Monday, October 31, 2016

A Lesson of War

There is a good piece in the Wall Street Journal Opinion section today, quoting University of Pennsylvania professor Arthur Waldron.  It is interesting because the root of the story is not quite what the quote seems to convey.  The quote is:  “Compromise” is a scarce concept in Chinese theories of conflict. Rather the phrase they use is ni si wo huo—“you die, I live.” That is not “win-win.” . . .

It is what I have been saying about China for many years now.  They pretend to be cooperating with the rest of the world, but their main course of action is to look out for their own interests, very diverse and complicated as they are.  The South China Sea comes to mind.  They have managed to militarize the area without admitting to it, change the mind of their protagonist the Philippines, and lay claim to territory that any number of other countries claim as their own.  They live;  those other claims die.  Just in case the little dictator in the Philippines has not noticed, his interests are their interests as long as he does what they want - no more or less.

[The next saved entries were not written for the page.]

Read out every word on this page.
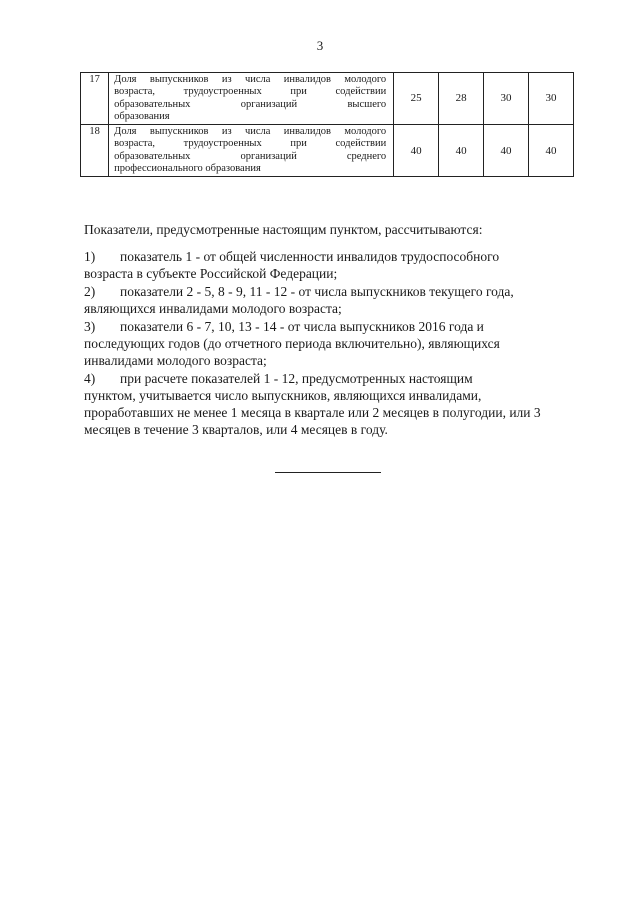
3
17	Доля выпускников из числа инвалидов молодого
возраста, трудоустроенных при содействии
образовательных организаций высшего
образования	25	28	30	30
18	Доля выпускников из числа инвалидов молодого
возраста, трудоустроенных при содействии
образовательных организаций среднего
профессионального образования	40	40	40	40
Показатели, предусмотренные настоящим пунктом, рассчитываются:
1) показатель 1 - от общей численности инвалидов трудоспособного
возраста в субъекте Российской Федерации;
2) показатели 2 - 5, 8 - 9, 11 - 12 - от числа выпускников текущего года,
являющихся инвалидами молодого возраста;
3) показатели 6 - 7, 10, 13 - 14 - от числа выпускников 2016 года и
последующих годов (до отчетного периода включительно), являющихся инвалидами молодого возраста;
4) при расчете показателей 1 - 12, предусмотренных настоящим
пунктом, учитывается число выпускников, являющихся инвалидами, проработавших не менее 1 месяца в квартале или 2 месяцев в полугодии, или 3 месяцев в течение 3 кварталов, или 4 месяцев в году.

As to the United States, those lessons will be lost after the next election and we will reengage, almost as if the whole thing just started on January 20th with the swearing in of a new administration.  This is supposed to be why we have career government employees - to span the comings and goings of politicians and still do the job.  As we have been finding out, too many of those people are becoming politically aligned, and more than just the rising number of political appointees allowed to any new administration.  That class used to be our continuity of government, but it is largely gone now.  We should think more about making some agencies like the Department of Justice exempt from appointing anyone who might not place the administration of justice above politics.  Republicans and Democrats both decry the situation we have, but neither of them wants any part of changing it.

The lesson of war is that political systems like ours are not well suited to defeating the Chinese who are centrally managed and ruthlessly consistent in their application of their world view.